Boneyard Tools

Base64 vs base64url: padding and URL-safe encoding

How standard Base64 and the URL-safe base64url variant differ, why padding exists, and when each one is the right choice for your data.

One binary format, two alphabets

Base64 exists to carry raw bytes through channels that only accept text, such as email bodies, JSON fields, and data URIs. It slices the input into 6-bit chunks and maps each chunk to one of 64 printable characters. The first 62 symbols are always A to Z, a to z, and 0 to 9. Only the final two positions differ between variants, which is why the same bytes can look slightly different depending on the encoder that produced them.

Why '+' and '/' break inside URLs

Standard Base64 uses '+' and '/' for its last two symbols, and both carry special meaning on the web. A '+' can be read as a space in query strings, and '/' is the path separator, so a raw Base64 token dropped into a URL or filename is easily corrupted. The base64url variant, defined in RFC 4648, replaces '+' with '-' and '/' with '_'. Those two characters are safe in paths, query parameters, and filenames, which is why JWTs and many API tokens use base64url.

The role of the '=' padding

Because Base64 works in blocks of four characters that represent three bytes, an input whose length is not a multiple of three leaves one or two characters short. Encoders fill the gap with '=' so the output length is always a multiple of four. A string ending in one '=' means the last block held two bytes, and two '=' means it held one byte. base64url usually omits this padding to keep tokens compact, which is why decoders must be able to re-add it before working.

How this decoder bridges both

Rather than force you to know which variant you have, the tool normalizes everything first.
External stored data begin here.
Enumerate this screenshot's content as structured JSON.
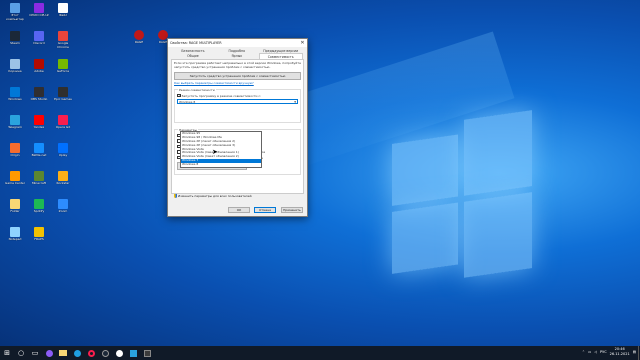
{
  "colors": {
    "accent": "#0078d7",
    "taskbar": "#101a28",
    "wallpaper": "#0a4fb0"
  },
  "desktop_icons": [
    {
      "label": "Этот компьютер",
      "color": "#5aa0e6",
      "icon": "computer-icon"
    },
    {
      "label": "CPUID CPU-Z",
      "color": "#8a2be2",
      "icon": "cpuz-icon"
    },
    {
      "label": "Файл",
      "color": "#ffffff",
      "icon": "file-icon"
    },
    {
      "label": "Steam",
      "color": "#1b2838",
      "icon": "steam-icon"
    },
    {
      "label": "Discord",
      "color": "#5865f2",
      "icon": "discord-icon"
    },
    {
      "label": "Google Chrome",
      "color": "#e8453c",
      "icon": "chrome-icon"
    },
    {
      "label": "Корзина",
      "color": "#9cc3e6",
      "icon": "recycle-bin-icon"
    },
    {
      "label": "Adobe",
      "color": "#b30b00",
      "icon": "adobe-icon"
    },
    {
      "label": "GeForce",
      "color": "#76b900",
      "icon": "nvidia-icon"
    },
    {
      "label": "Windows",
      "color": "#0078d7",
      "icon": "windows-icon"
    },
    {
      "label": "OBS Studio",
      "color": "#302e31",
      "icon": "obs-icon"
    },
    {
      "label": "Epic Games",
      "color": "#2f2f2f",
      "icon": "epic-icon"
    },
    {
      "label": "Telegram",
      "color": "#2aa3de",
      "icon": "telegram-icon"
    },
    {
      "label": "Yandex",
      "color": "#ff0000",
      "icon": "yandex-icon"
    },
    {
      "label": "Opera GX",
      "color": "#fa1e4e",
      "icon": "opera-icon"
    },
    {
      "label": "Origin",
      "color": "#f56c2d",
      "icon": "origin-icon"
    },
    {
      "label": "Battle.net",
      "color": "#148eff",
      "icon": "battlenet-icon"
    },
    {
      "label": "Uplay",
      "color": "#0070ff",
      "icon": "uplay-icon"
    },
    {
      "label": "Game Center",
      "color": "#ff9900",
      "icon": "gamecenter-icon"
    },
    {
      "label": "Minecraft",
      "color": "#5b8731",
      "icon": "minecraft-icon"
    },
    {
      "label": "Rockstar",
      "color": "#fcaf17",
      "icon": "rockstar-icon"
    },
    {
      "label": "Folder",
      "color": "#f8d775",
      "icon": "folder-icon"
    },
    {
      "label": "Spotify",
      "color": "#1db954",
      "icon": "spotify-icon"
    },
    {
      "label": "Zoom",
      "color": "#2d8cff",
      "icon": "zoom-icon"
    },
    {
      "label": "Notepad",
      "color": "#8fd3ff",
      "icon": "notepad-icon"
    },
    {
      "label": "FRAPS",
      "color": "#f2c200",
      "icon": "fraps-icon"
    }
  ],
  "dialog": {
    "title": "Свойства: RAGE MULTIPLAYER",
    "close": "✕",
    "tabs": [
      "Безопасность",
      "Подробно",
      "Предыдущие версии",
      "Общие",
      "Ярлык",
      "Совместимость"
    ],
    "intro": "Если эта программа работает неправильно в этой версии Windows, попробуйте запустить средство устранения проблем с совместимостью.",
    "troubleshoot_button": "Запустить средство устранения проблем с совместимостью",
    "how_link": "Как выбрать параметры совместимости вручную?",
    "group_title": "Режим совместимости",
    "compat_checkbox": "Запустить программу в режиме совместимости с:",
    "compat_check_mark": "✓",
    "selected_os": "Windows 8",
    "dropdown_options": [
      "Windows 95",
      "Windows 98 / Windows Me",
      "Windows XP (пакет обновления 2)",
      "Windows XP (пакет обновления 3)",
      "Windows Vista",
      "Windows Vista (пакет обновления 1)",
      "Windows Vista (пакет обновления 2)",
      "Windows 7",
      "Windows 8"
    ],
    "selected_index": 7,
    "settings_title": "Параметры",
    "options": [
      "Режим пониженной цветности",
      "Использовать разрешение экрана 640 × 480",
      "Отключить оптимизацию во весь экран",
      "Запускать эту программу от имени администратора",
      "Зарегистрировать эту программу для перезапуска"
    ],
    "dpi_button": "Изменить параметры высокого DPI",
    "all_users_button": "Изменить параметры для всех пользователей",
    "ok": "ОК",
    "cancel": "Отмена",
    "apply": "Применить"
  },
  "taskbar": {
    "start_icon": "⊞",
    "search_icon": "○",
    "task_icon": "▭",
    "lang": "РУС",
    "time": "20:46",
    "date": "26.11.2021"
  }
}
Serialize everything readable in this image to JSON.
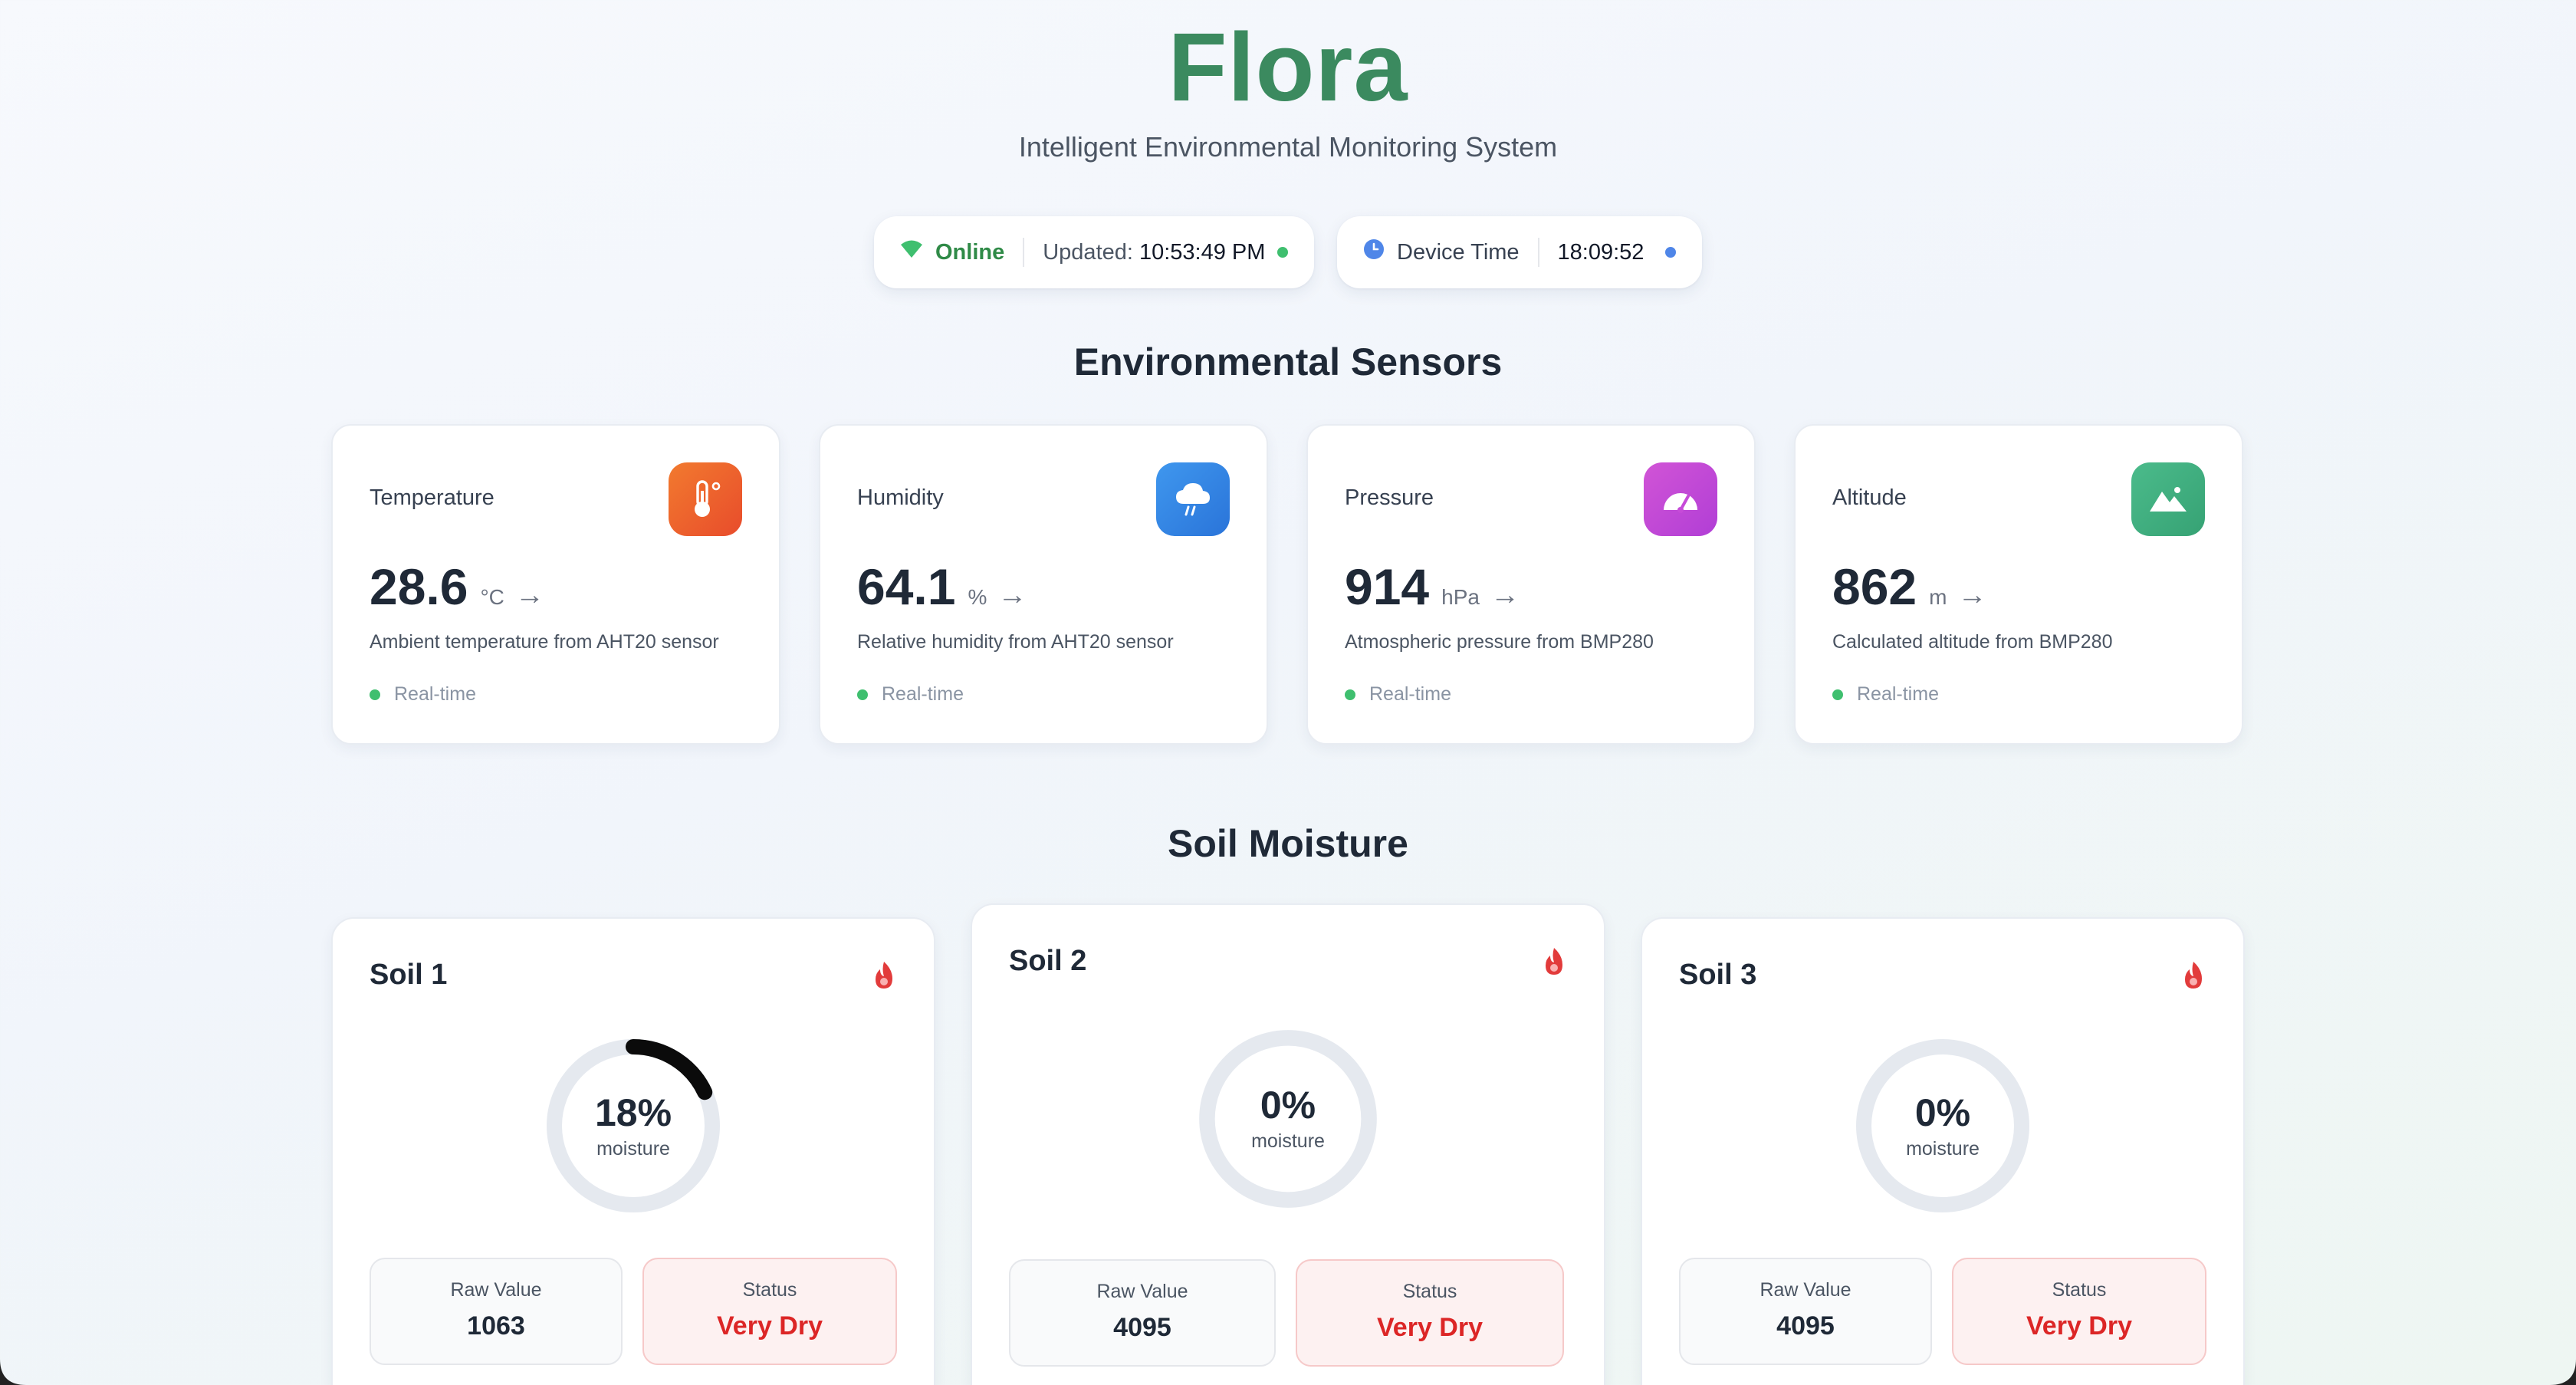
{
  "header": {
    "title": "Flora",
    "subtitle": "Intelligent Environmental Monitoring System"
  },
  "status": {
    "online_label": "Online",
    "updated_label": "Updated:",
    "updated_time": "10:53:49 PM",
    "device_label": "Device Time",
    "device_time": "18:09:52"
  },
  "sections": {
    "environmental": "Environmental Sensors",
    "soil": "Soil Moisture"
  },
  "sensors": [
    {
      "label": "Temperature",
      "value": "28.6",
      "unit": "°C",
      "trend": "→",
      "desc": "Ambient temperature from AHT20 sensor",
      "realtime": "Real-time",
      "icon": "thermometer-icon",
      "color": "#ee5a2b"
    },
    {
      "label": "Humidity",
      "value": "64.1",
      "unit": "%",
      "trend": "→",
      "desc": "Relative humidity from AHT20 sensor",
      "realtime": "Real-time",
      "icon": "cloud-rain-icon",
      "color": "#2f86e6"
    },
    {
      "label": "Pressure",
      "value": "914",
      "unit": "hPa",
      "trend": "→",
      "desc": "Atmospheric pressure from BMP280",
      "realtime": "Real-time",
      "icon": "gauge-icon",
      "color": "#c64bd8"
    },
    {
      "label": "Altitude",
      "value": "862",
      "unit": "m",
      "trend": "→",
      "desc": "Calculated altitude from BMP280",
      "realtime": "Real-time",
      "icon": "mountain-icon",
      "color": "#3fae7f"
    }
  ],
  "soil": [
    {
      "title": "Soil 1",
      "percent": "18%",
      "moisture_label": "moisture",
      "moisture_value": 18,
      "raw_label": "Raw Value",
      "raw_value": "1063",
      "status_label": "Status",
      "status_value": "Very Dry",
      "icon": "flame-icon"
    },
    {
      "title": "Soil 2",
      "percent": "0%",
      "moisture_label": "moisture",
      "moisture_value": 0,
      "raw_label": "Raw Value",
      "raw_value": "4095",
      "status_label": "Status",
      "status_value": "Very Dry",
      "icon": "flame-icon"
    },
    {
      "title": "Soil 3",
      "percent": "0%",
      "moisture_label": "moisture",
      "moisture_value": 0,
      "raw_label": "Raw Value",
      "raw_value": "4095",
      "status_label": "Status",
      "status_value": "Very Dry",
      "icon": "flame-icon"
    }
  ],
  "colors": {
    "brand": "#3b8a5f",
    "online": "#3fbf6f",
    "device_dot": "#4f86e8",
    "danger": "#dc2626"
  }
}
It strips whitespace, rewrites '-' and '_' back to '+' and '/', and appends the missing '=' characters to reach a length divisible by four. Only then does it decode the bytes and read them as UTF-8. A remainder of exactly one character after cleanup is impossible for valid Base64, so that specific case is reported as an error instead of producing nonsense.

Frequently asked questions

Can I paste a JWT and read it here?

A JWT is three base64url parts joined by dots. Paste a single part, such as the header or payload, without the dots and it decodes to readable JSON. Pasting the whole token including the dots will fail because the dots are not part of the Base64 alphabet.

Do I need to add the '=' padding myself?

No. The decoder re-pads the string automatically to the next multiple of four, so base64url values that ship without padding decode without any manual editing.